For one, as we continue to transition into the Trump administration, John E. Villafranco, partner, Kelley Drye & Warren LLP, believes the U.S. Food and Drug Administration (FDA) and the Federal Trade Commission (FTC) will be less activist compared to the Obama administration. This is based on the confirmation hearings of new FDA Commissioner Scott Gottlieb, who appears to have a pro-supplements stance. Additionally, FDA’s budget was significantly cut, leaving the Office of Dietary Supplement Programs (ODSP) underfunded, with a FY17 budget of $4.6 million. FDA has discretion over where it will devote its limited funds while industry lobbies the agency to earmark more money for ODSP. This limits FDA’s resources to take enforcement actions, but also slows the pre-market approval of dietary supplements and ingredients.
FTC leadership, in particular, is going through a major transition. Currently there are only two commissioners on what’s supposed to be a five-member commission, with one selected by the president to be chairman. Maureen Ohlhausen is acting chairman. The term of Terrell McSweeney, the only other commissioner, expires in September 2017. This will leave four open seats, including appointment of a chair.
Villafranco speculated on possible candidates who share an approach that opposes aggressive oversight, in keeping with the politics of the Trump administration. Olhausen, for example, is known for advocating “regulatory humility,” but has a more aggressive stance on weight loss supplements, he said. The potential candidates, he added, were also linked in some way to former FTC chairman Tim Muris, who focused his energy on companies targeting vulnerable populations such as unscrupulous weight loss supplement companies. So this may be a reflection of the FTC that is to come.
However, recent FTC actions, particularlyFTC vs. Bayer have really caught the attention of the industry. While breathing a sigh of relief that the court rejected the FTC demand that dietary supplement manufacturers have two randomized controlled trials (RCTs) to substantiate advertising claims, a specter of anxiety has hung in the air. That is why trade organizations have invited FTC’s Richard Cleland, assistant director advertising practices, Bureau of Consumer Protection and Kat Dunnigan, senior staff attorney of the Advertising Self-Regulatory Council’s National Advertising Division (NAD) to discuss issues of advertising at events such asNatural Products Association’s The Big Naturaland most recently the Legal, Regulatory and Compliance Forum on Dietary Supplements.
What we’ve learned is that while there is no set protocol for the number of studies required for substantiation of claims, clearly, some level of substantiation is required and at minimum, one well designed human trial should exist to support one’s claims. Issues that are on FTC’s radar, says Cleland, are withdrawal relief claims, pain-relief claims and memory claims. In one case of an unsubstantiated memory claim, FTC not only sued the manufacturer, but also the marketing company and other principals involved. In addition, FTC is keeping an eye on marketing that utilizes endorsements. Clearly, endorsements that are compensated for must be substantiated but even endorsements from strangers on social media that are appropriated by companies for marketing purposes must have the ability to be substantiated.

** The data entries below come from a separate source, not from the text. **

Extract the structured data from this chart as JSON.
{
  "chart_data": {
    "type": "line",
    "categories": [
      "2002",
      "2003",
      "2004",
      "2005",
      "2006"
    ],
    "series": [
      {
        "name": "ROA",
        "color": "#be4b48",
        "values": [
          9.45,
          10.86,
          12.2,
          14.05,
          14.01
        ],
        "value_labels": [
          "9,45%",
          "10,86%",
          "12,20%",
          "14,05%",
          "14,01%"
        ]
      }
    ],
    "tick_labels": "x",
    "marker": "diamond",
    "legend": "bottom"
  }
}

AGs May Fill A VacuumKeeping this in mind, the potential of a less aggressive federal regulatory environment is very real, leaving a vacuum likely to be filled by state attorney generals. Karl A. Racine, Attorney General (AG) of the District of Columbia addressed the forum on a panel alongside Sarah Topy, counsel, Procter & Gamble, George M. Karavetsos, attorney, DLA Piper LLP, and Justin J. Prochnow, shareholder, Greenberg Traurig, LLP. This provided a rare opportunity to get an attorney general’s perspective on enforcement actions and their outcomes. As many are aware, the actions of New York AG, Eric Schneiderman were game-changing, striking a major blow to the industry and have since influenced substantial initiatives at self-regulation such as CRN’s Supplement OWL and the Safety and Compliance Initiative.
Clearly, state AGs have a substantial platform on which they can influence change, even if the laws themselves aren’t necessarily changing. For example, Topy talked about how there remains the question of what is the right level of substantiation, because retailers are demanding substantiation for fear of actions from AGs or other agencies. This places a burden on the manufacturer. Racine expressed this is the result state AGs look for. It means their actions had an actual impact and made industry cautious. That is why these efforts at self-regulation are so valuable, because they give regulators less ammo and the industry better leverage. Another important thing to keep in mind is that state AGs are particularly sensitive to issues specific to their states or communities. Racine, for example, said that in D.C. this is diabetes, therefore supplements targeting blood sugar may be more vulnerable there. The most valuable piece of advice he gave is that industry should make an effort to have a dialogue with state AGsbeforeany sort of actions take place and be proactive.
Currently, the regulatory environment, while looking up, is rather unpredictable, but by learning from our mistakes, being cognizant of important issues and actively self-regulating, we have the opportunity to thrive, protecting the industry from reproach and leaving unscrupulous companies to be dealt with, without negatively impacting industry as a whole.